Okada Y, Takeyama H, Sato M, Morikawa M, Sobue K, Asai K, Tada T, Kato T, Manabe T
First Department of Surgery, Nagoya City University Medical School, Nagoya, Japan.
Int J Cancer. 1999 Mar 31;81(1):67-73. doi: 10.1002/(sici)1097-0215(19990331)81:1<67::aid-ijc13>3.0.co;2-v.
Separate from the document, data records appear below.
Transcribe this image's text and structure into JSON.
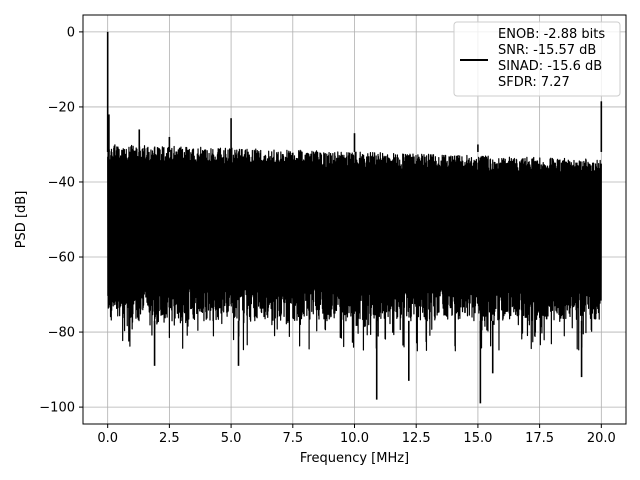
{
  "chart_data": {
    "type": "line",
    "title": "",
    "xlabel": "Frequency [MHz]",
    "ylabel": "PSD [dB]",
    "xlim": [
      -1.0,
      21.0
    ],
    "ylim": [
      -104.5,
      4.5
    ],
    "x_ticks": [
      0.0,
      2.5,
      5.0,
      7.5,
      10.0,
      12.5,
      15.0,
      17.5,
      20.0
    ],
    "x_tick_labels": [
      "0.0",
      "2.5",
      "5.0",
      "7.5",
      "10.0",
      "12.5",
      "15.0",
      "17.5",
      "20.0"
    ],
    "y_ticks": [
      0,
      -20,
      -40,
      -60,
      -80,
      -100
    ],
    "y_tick_labels": [
      "0",
      "−20",
      "−40",
      "−60",
      "−80",
      "−100"
    ],
    "grid": true,
    "legend_position": "top-right",
    "legend_lines": [
      "ENOB: -2.88 bits",
      "SNR: -15.57 dB",
      "SINAD: -15.6 dB",
      "SFDR: 7.27"
    ],
    "series": [
      {
        "color": "#000000",
        "noise_envelope": {
          "x_range": [
            0.0,
            20.0
          ],
          "upper_db_start": -30,
          "upper_db_end": -34,
          "lower_db_typical": -77,
          "lower_db_deepest": -99
        },
        "spurs": [
          {
            "x": 0.0,
            "y": 0.0
          },
          {
            "x": 0.05,
            "y": -22
          },
          {
            "x": 1.28,
            "y": -26
          },
          {
            "x": 2.5,
            "y": -28
          },
          {
            "x": 5.0,
            "y": -23
          },
          {
            "x": 10.0,
            "y": -27
          },
          {
            "x": 15.0,
            "y": -30
          },
          {
            "x": 20.0,
            "y": -18.5
          }
        ],
        "dips": [
          {
            "x": 1.9,
            "y": -89
          },
          {
            "x": 5.3,
            "y": -89
          },
          {
            "x": 10.9,
            "y": -98
          },
          {
            "x": 12.2,
            "y": -93
          },
          {
            "x": 15.1,
            "y": -99
          },
          {
            "x": 15.6,
            "y": -91
          },
          {
            "x": 19.2,
            "y": -92
          }
        ]
      }
    ]
  }
}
Perineural invasion is a prominent clinical feature of pancreatic cancer which causes difficulty in curative resection. In the present study, the human pancreatic cancer cell lines, PaCa-2, AsPC-1, SW1990 and Capan-2, were all found to express abundant c-ret proto-oncogene mRNA and RET protein, a member of the receptor-tyrosine-kinase superfamily, identified as being a receptor for glial-cell-line-derived neurotrophic factor (GDNF). In an invasion assay, the migration of pancreatic cancer cells was markedly induced by co-cultivation with human glioma cells, T98G or A172, capable of producing and secreting GDNF. Anti-GDNF antibody in conditioned media of glioma cells suppressed much of the migratory activity. Checkerboard analysis of the migration showed both chemotactic and chemokinetic activity of GDNF. There was no detectable expression of another GDNF receptor component, a glycosyl-phosphatidylinositol-linked receptor (GFR alpha-1), in pancreatic-cancer cell lines, suggesting that the neural invasion of pancreatic-cancer cells spreads along a concentration gradient of GDNF produced from peripheral ganglions through direct interaction of GDNF with its receptor, the c-ret proto-oncogene product. Immunochemical localization of GDNF in human celiac ganglionic tissue supported this contention.
神经周围浸润是胰腺癌的一个突出临床特征,会导致根治性切除困难。在本研究中,发现人胰腺癌细胞系PaCa-2、AsPC-1、SW1990和Capan-2均大量表达c-ret原癌基因mRNA和RET蛋白,RET蛋白是受体酪氨酸激酶超家族的成员,被确定为胶质细胞源性神经营养因子(GDNF)的受体。在侵袭试验中,与人胶质瘤细胞T98G或A172共培养可显著诱导胰腺癌细胞的迁移,T98G或A172能够产生和分泌GDNF。胶质瘤细胞条件培养基中的抗GDNF抗体抑制了大部分迁移活性。迁移的棋盘分析显示GDNF具有趋化和化学动力学活性。在胰腺癌细胞系中未检测到另一种GDNF受体成分,即糖基磷脂酰肌醇连接受体(GFRα-1)的表达,这表明胰腺癌细胞的神经浸润是通过GDNF与其受体c-ret原癌基因产物的直接相互作用,沿着外周神经节产生的GDNF浓度梯度扩散的。GDNF在人腹腔神经节组织中的免疫化学定位支持了这一观点。